North Africa can lead growth as family size shrinks, debt fears recede

By David Whitehouse

Posted on Monday, 13 September 2021 12:59
African leaders at the G20 Compact with Africa meeting in Berlin, August 27, 2021. REUTERS/Michele Tantussi

Signs that an African debt crisis has been averted and the prospect of a demographic shift to smaller family sizes mean that North Africa can lead a period of rapid economic growth across the continent, Charles Robertson, chief economist at Renaissance Capital, tells The Africa Report.

North Africa, which is well supplied with power, is the first region likely to industrialise, led by Morocco and Egypt, Robertson says in London.

Robertson challenges the conventional wisdom that a young workforce is necessarily a good thing. More important, he argues, is how many children those young people are going to have. A family size of five or children, he says, means that all of a family’s income has to be used to meet immediate needs. That makes it impossible for a large savings pool to be created, meaning that banks are unable to cheaply finance either the private sector or government.

Rapid economic growth in Asia in the second half of the twentieth century, Robertson argues, was made possible by small family sizes. With family sizes of less than three, the ratio of bank deposits to GDP takes off. Today, he says, Morocco already has families small enough to foster economic growth. Egypt, Ethiopia, Ghana and Kenya all have fertility rates which may drop below three children within five to 15 years, so cutting the cost of borrowing.

  • “By the 2040s, most of the continent will have seen enough of a demographic shift to be consistent with higher per capita GDP growth,”  according to research from Robertson in September.
  • “We believe Africa will be a $29trn economy by 2050-60, larger than the 2012 combined GDP of the US and Eurozone.”

Infrastructure gap

The challenge, Robertson argues, is to close Africa’s infrastructure gap and ensure that countries with high family sizes are not left in extreme poverty for decades until the needed demographic changes take place. Businesses need basic infrastructure to be able to operate, and per head incomes of $2,500 to $3,000 are needed before the private sector can help countries towards middle-income status, he says.
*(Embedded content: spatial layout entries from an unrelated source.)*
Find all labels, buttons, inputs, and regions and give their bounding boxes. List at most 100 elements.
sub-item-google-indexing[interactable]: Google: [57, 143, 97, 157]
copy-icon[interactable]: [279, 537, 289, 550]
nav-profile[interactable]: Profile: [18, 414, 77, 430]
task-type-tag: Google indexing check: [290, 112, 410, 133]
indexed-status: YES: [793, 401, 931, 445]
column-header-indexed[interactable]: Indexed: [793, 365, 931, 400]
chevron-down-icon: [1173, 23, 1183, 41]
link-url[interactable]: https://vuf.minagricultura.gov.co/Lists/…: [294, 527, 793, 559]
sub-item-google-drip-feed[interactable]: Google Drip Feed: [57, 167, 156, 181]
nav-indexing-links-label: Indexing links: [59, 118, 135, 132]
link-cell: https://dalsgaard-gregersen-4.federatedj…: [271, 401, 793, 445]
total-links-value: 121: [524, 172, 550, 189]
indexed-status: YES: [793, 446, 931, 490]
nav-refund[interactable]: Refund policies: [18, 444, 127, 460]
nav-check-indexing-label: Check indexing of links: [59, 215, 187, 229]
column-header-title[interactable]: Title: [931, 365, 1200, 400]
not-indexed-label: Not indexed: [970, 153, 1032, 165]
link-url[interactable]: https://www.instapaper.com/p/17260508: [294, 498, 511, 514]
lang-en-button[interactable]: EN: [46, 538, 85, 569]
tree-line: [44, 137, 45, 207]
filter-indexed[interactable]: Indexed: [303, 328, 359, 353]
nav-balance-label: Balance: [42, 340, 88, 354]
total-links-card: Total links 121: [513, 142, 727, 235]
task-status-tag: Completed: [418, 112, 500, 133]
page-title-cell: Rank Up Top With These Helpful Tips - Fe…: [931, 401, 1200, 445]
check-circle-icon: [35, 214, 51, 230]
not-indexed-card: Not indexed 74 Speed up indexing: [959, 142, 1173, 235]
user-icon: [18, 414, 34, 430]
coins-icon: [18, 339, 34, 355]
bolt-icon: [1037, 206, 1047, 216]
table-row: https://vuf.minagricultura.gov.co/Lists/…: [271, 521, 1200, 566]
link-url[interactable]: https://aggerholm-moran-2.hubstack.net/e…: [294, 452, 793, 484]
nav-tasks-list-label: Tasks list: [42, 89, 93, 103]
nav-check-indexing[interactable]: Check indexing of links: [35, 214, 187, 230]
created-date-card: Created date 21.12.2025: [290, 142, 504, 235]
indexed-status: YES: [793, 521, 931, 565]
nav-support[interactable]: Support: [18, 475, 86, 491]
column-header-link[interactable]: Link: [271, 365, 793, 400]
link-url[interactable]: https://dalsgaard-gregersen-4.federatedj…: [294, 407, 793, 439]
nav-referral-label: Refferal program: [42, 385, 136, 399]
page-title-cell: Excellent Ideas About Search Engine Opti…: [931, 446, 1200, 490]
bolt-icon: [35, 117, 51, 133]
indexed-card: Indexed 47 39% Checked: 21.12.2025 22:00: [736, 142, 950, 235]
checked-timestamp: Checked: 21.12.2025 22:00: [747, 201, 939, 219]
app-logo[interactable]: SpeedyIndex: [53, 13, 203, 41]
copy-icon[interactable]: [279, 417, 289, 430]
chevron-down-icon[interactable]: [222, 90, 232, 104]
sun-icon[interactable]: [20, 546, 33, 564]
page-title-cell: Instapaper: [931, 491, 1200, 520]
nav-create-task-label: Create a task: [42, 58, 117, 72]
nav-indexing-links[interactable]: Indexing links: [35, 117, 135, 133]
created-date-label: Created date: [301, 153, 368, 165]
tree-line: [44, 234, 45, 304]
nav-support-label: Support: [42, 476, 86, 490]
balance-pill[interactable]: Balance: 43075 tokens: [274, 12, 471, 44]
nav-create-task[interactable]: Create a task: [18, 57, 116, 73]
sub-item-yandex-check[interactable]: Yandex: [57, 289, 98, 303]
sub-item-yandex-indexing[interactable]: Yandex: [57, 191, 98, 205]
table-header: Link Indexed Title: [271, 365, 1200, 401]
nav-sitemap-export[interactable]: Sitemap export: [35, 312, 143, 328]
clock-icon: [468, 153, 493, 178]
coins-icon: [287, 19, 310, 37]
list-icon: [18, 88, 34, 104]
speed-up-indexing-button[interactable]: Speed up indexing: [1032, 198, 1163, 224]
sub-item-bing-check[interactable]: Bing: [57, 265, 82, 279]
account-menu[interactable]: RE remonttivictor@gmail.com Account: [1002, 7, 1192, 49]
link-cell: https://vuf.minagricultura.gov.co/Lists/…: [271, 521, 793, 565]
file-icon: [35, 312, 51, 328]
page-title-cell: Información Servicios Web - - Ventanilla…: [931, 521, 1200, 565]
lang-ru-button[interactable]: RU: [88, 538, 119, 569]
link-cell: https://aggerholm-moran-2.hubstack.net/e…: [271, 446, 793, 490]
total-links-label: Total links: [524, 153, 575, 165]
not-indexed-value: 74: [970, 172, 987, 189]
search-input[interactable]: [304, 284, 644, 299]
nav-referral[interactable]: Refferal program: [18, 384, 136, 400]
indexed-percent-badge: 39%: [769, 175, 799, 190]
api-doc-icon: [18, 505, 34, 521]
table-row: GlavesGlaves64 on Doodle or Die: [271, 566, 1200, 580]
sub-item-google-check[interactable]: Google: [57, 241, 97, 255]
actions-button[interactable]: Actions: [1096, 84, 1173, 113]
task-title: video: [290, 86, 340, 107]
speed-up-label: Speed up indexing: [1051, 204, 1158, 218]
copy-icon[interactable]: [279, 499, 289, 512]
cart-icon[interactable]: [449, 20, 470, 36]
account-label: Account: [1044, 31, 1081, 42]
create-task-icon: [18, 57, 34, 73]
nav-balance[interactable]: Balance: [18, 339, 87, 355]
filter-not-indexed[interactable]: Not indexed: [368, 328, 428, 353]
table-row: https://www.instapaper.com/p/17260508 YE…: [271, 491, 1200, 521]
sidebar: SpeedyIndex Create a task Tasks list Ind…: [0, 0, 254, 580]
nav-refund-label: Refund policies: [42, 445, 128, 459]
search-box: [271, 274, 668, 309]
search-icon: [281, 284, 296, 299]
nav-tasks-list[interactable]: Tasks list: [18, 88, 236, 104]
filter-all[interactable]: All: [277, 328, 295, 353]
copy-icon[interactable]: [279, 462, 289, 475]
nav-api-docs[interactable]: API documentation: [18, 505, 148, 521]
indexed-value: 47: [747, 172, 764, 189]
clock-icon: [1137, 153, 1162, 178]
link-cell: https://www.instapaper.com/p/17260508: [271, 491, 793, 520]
He is encouraged by the International Monetary Fund (IMF) decision in August to make about $650bn in Special Drawing Rights (SDRs) available. The SDRs are “a very belated response” to Covid-19, taking about as long as the response to the Great Financial Crisis which started in 2008, Robertson says.

  • The IMF used SDRs to stabilise global financial conditions in 2009.
  • The value of SDRs is based on a basket of leading currencies, the US dollar, euro, yuan, yen and sterling. Countries can exchange their SDRs for hard currencies with other IMF members.
  • About $34bn will be made available to Africa in the first round, with $65bn or more that could follow later.

That money, Robertson says, could help with infrastructure, digitalisation and the shift to renewable energy sources. The SDR decision has “changed the tenor of the debate on African debt” away from concerns over where the next default might occur, and has “ended most concerns about a debt crisis in Africa,” Robertson says. “Sub-Saharan borrowers now look safer on a 12-month view.”

Bottom line

Robertson sees changing demographics as the game changer for African growth prospects.